Most PR pros agree that deciding when and how to respond is a case-by -case situation. For example, not all issues start with a vocal minority online, as seen in a recent Applebee's incident.

When one restaurant in the Midwest accidentally served a toddler a margarita instead of juice, which sat next to the alcoholic mix in the kitchen, the mother went straight to a newspaper. The company struggled with whether or not it was dealing with a communications crisis or an unfortunate error that would fade away after it changed its policy about how it stored drinks. It wasn't until the incident became the topic of conversation on Twitter that the company hired Shift Communications to manage what it considered a "crisis" at that point, said Mr. Defren.

On Twitter, from where most of the noise was coming, his team sent a link and statement to individuals with more than 50 followers or those whose tweets had been retweeted. In less than two weeks, the team reduced the negative brand mentions online that had reached 76% to 22 %, which is average for any brand.

Sometimes, however, the best move is to hunker down and ride it out. When Marriott decided to eliminate smoking in its North American hotels four years ago, John Wolf, senior director of PR at Marriott International, said that the first comments on Bill Marriott's blog announcing the news were overwhelmingly negative.

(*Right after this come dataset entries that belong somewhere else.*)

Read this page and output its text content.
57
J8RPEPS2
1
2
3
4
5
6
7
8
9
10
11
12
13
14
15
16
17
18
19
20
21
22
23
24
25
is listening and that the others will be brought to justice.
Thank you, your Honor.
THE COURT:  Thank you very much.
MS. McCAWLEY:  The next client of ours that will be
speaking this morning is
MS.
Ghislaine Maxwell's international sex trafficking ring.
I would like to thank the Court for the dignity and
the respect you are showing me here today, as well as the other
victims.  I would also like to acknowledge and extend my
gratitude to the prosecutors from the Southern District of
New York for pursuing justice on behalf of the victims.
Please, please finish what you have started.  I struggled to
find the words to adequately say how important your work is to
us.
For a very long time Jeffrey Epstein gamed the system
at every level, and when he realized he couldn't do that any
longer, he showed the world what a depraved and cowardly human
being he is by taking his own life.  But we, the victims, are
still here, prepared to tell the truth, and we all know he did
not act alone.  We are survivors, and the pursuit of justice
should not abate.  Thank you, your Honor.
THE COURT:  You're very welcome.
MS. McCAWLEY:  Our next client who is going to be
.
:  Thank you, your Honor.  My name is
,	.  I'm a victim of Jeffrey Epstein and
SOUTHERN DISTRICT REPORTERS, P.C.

The PR team didn't police the blog, he said, because the brand had worked hard over the years to create a positive consumer following, and he knew that it would police itself.

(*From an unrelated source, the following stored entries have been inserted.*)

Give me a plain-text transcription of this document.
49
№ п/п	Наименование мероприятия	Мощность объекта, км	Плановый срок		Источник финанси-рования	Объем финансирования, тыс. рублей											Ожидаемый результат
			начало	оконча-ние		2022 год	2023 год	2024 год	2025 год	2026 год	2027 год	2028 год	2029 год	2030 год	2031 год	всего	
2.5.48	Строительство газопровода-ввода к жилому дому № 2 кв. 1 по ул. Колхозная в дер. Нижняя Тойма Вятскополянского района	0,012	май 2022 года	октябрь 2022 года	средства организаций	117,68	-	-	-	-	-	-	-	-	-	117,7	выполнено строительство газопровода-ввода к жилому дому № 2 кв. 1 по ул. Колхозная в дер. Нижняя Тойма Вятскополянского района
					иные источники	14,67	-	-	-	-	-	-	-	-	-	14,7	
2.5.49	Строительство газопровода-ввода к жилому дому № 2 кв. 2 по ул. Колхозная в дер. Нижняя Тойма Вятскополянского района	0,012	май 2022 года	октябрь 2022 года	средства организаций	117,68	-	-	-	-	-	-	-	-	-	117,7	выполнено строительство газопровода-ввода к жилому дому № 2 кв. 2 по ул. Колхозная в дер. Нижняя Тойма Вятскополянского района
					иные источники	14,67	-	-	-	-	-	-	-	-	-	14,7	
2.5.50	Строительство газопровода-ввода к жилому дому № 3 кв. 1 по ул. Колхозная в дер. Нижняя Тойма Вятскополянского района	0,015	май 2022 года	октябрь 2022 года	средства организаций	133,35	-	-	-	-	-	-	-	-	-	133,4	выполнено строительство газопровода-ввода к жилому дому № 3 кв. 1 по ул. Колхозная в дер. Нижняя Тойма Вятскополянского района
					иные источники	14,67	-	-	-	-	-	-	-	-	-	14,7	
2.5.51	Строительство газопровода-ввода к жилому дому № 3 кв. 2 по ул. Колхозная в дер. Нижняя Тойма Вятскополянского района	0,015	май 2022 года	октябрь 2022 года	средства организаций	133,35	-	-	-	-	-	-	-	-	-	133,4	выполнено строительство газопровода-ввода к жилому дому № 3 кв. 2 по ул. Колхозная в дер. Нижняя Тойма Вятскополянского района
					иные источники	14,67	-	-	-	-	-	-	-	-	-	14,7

For some crises, the significance and the amount of resources that the team needs to devote to a response comes down to brand sentiment. It's what often will determine the level of pending damage to a brand, PR executives said.

Despite all of the marketers who reference the case of "United Breaks Guitars" -- the song a guy wrote a song about United Airlines breaking his guitar that went viral -- as a top social-media crisis, one communications executive close to the situation argues that it wasn't that big of a deal. The reason: Most airlines have a difficult time gaining consumer trust, so a crisis that highlights bad customer service doesn't have the effect that it might have on a more positively perceived brand.

There are times when swift reaction is called for. Take the now-infamous Kenneth Cole tweet—"Millions are in uproar in #Cairo. Rumor is they heard our new spring collection is now available online at" The surprise factor can hurt the brand if not dealt with right away, and the negative reaction can linger in Google search for a long time.

"If you see an influencer [pick it up], that 's when you hit panic button," said Mr. Defren. Like many PR practitioners, he acknowledges that while most of these social-media debacles don't tend to affect sales, especially those related to these "stupid tweets," they do affect long-term brand health.

Andrew Worob, manager for digital communications at Ruder Finn, said that in this type of misguided tweet situation, the team will develop a contest or enlist more brand ambassadors to seed positive online content and activity "to filter the negative." Looking at 2012 planning, he added, there are more discussions around additional budgets for these types of fan-interaction programs, especially to bolster brands that have already weathered a crisis.

"Something that might seem small and trivial can have a long-term damaging impact. All that 's archived in search," said Kevin King, global practice chair for Edelman Digital.